I hope someone can point out where I am going wrong here, and what the actual solution looks like. Is the basic goal of putting a price-tag in Joule on what is basically a collision even achievable?
 A: In my opinion your problem is a misunderstanding in the definition of work. If you want to slow down a car, it is not you who does work on the car, but the car does work on you. Let's say the car goes towards the right and you are pushing it to the left. By definition you are doing a negative work, because the dot product of the force (pointing to the left) and the displacement (pointing to the right) is negative. Now when you accelerate this car (after it has stopped moving) the same product of the force and displacement is positive, meaning that now you do work on the car, increasing its kinetic energy.
The fact that the total change in the kinetic energy of the car is zero is of no surprise: first the car does positive work on you and then you do the same amount of positive work on the car. Think about this as a ball colliding with a spring. First the ball slows down by the force that the spring applies to it, but the spring does negative work on the ball. It is the ball that does positive work on the spring. After the ball stopped the spring now starts to push it back and does positive work on it. At the end of the day, the kinetic energy of the ball is the same while the potential energy in the spring is zero. Energy conservation is happy.
Hope this helps.
A: The time taken to slow down the object is irrelevant. Start with
$$v^2-u^2=2as$$
If the object is being slowed down then $W=-Fs$ and you have
$$v^2 - u^2 = - \frac {2W} m
\\ \Rightarrow W = \frac 1 2 m (u^2 - v^2)$$
In other words, work done on object = decrease in kinetic energy. You can either set $v=0$ and find the energy needed to stop an object with initial speed $u$, or fix $W$ at some value less than $\frac 1 2 mu^2$ and find the final speed of the object after work $W$ is done on it
A: Ahh it seems (at least in part) that you are struggling with the difference between change in momentum vs change in kinetic energy.  This is a problem that haunted me for years!!!   Until finally I came to understand that momentum is a vector quantity whereas kinetic energy is a scalar quantity.

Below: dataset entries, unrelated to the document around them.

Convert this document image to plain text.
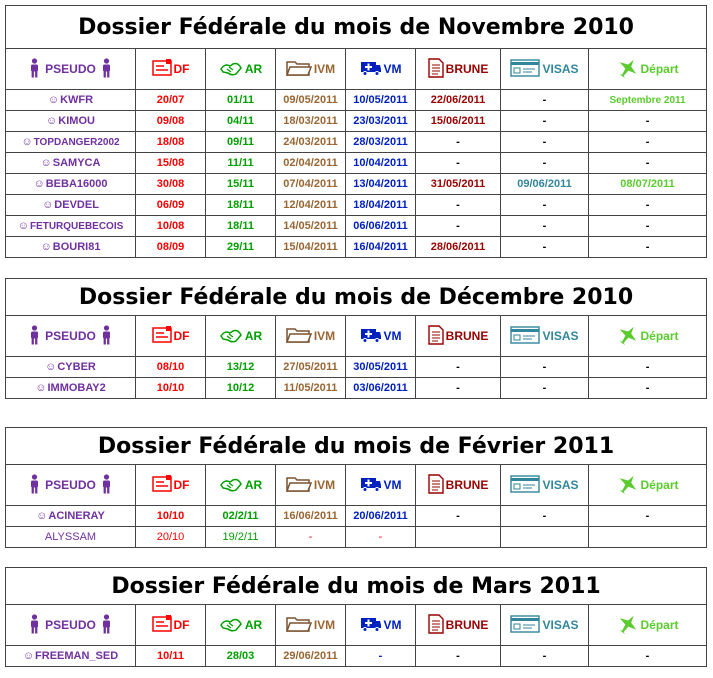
Dossier Fédérale du mois de Novembre 2010							
PSEUDO	DF	AR	IVM	VM	BRUNE	VISAS	Départ
☺KWFR	20/07	01/11	09/05/2011	10/05/2011	22/06/2011	-	Septembre 2011
☺KIMOU	09/08	04/11	18/03/2011	23/03/2011	15/06/2011	-	-
☺TOPDANGER2002	18/08	09/11	24/03/2011	28/03/2011	-	-	-
☺SAMYCA	15/08	11/11	02/04/2011	10/04/2011	-	-	-
☺BEBA16000	30/08	15/11	07/04/2011	13/04/2011	31/05/2011	09/06/2011	08/07/2011
☺DEVDEL	06/09	18/11	12/04/2011	18/04/2011	-	-	-
☺FETURQUEBECOIS	10/08	18/11	14/05/2011	06/06/2011	-	-	-
☺BOURI81	08/09	29/11	15/04/2011	16/04/2011	28/06/2011	-	-
Dossier Fédérale du mois de Décembre 2010							
PSEUDO	DF	AR	IVM	VM	BRUNE	VISAS	Départ
☺CYBER	08/10	13/12	27/05/2011	30/05/2011	-	-	-
☺IMMOBAY2	10/10	10/12	11/05/2011	03/06/2011	-	-	-
Dossier Fédérale du mois de Février 2011							
PSEUDO	DF	AR	IVM	VM	BRUNE	VISAS	Départ
☺ACINERAY	10/10	02/2/11	16/06/2011	20/06/2011	-	-	-
ALYSSAM	20/10	19/2/11	-	-			
Dossier Fédérale du mois de Mars 2011							
PSEUDO	DF	AR	IVM	VM	BRUNE	VISAS	Départ
☺FREEMAN_SED	10/11	28/03	29/06/2011	-	-	-	-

Here is a good post which sheds light on the subtleties:  Kinetic energy vs. momentum?
So the delta in momentum ( mass * velocity ) is probably going to be part of your answer.
A ball changes momentum by (mass * velocity * 2) when it bounces perfectly elastically off of another object.
So the momentum of your shield+body should change by the opposite value of the projectiles ‘ delta in momentum..
Say if ball weighs one pound, with vel. 10 m/s,
and if body+shield weighs 10lbs, then the body+shield momentum should change by an equal and opposite amount: 0.2 m/s.
I don’t have equations to answer to your question, and I’m inclined to think that you are going to have a system of differential equations in the end.  (Someone else will likely point to the equations and/or source code you’ll need).  A quick google search of “source code for solving for collision between 2 bodies momentum kinetic energy 2d elastic collision.”  revealed some promising codebases.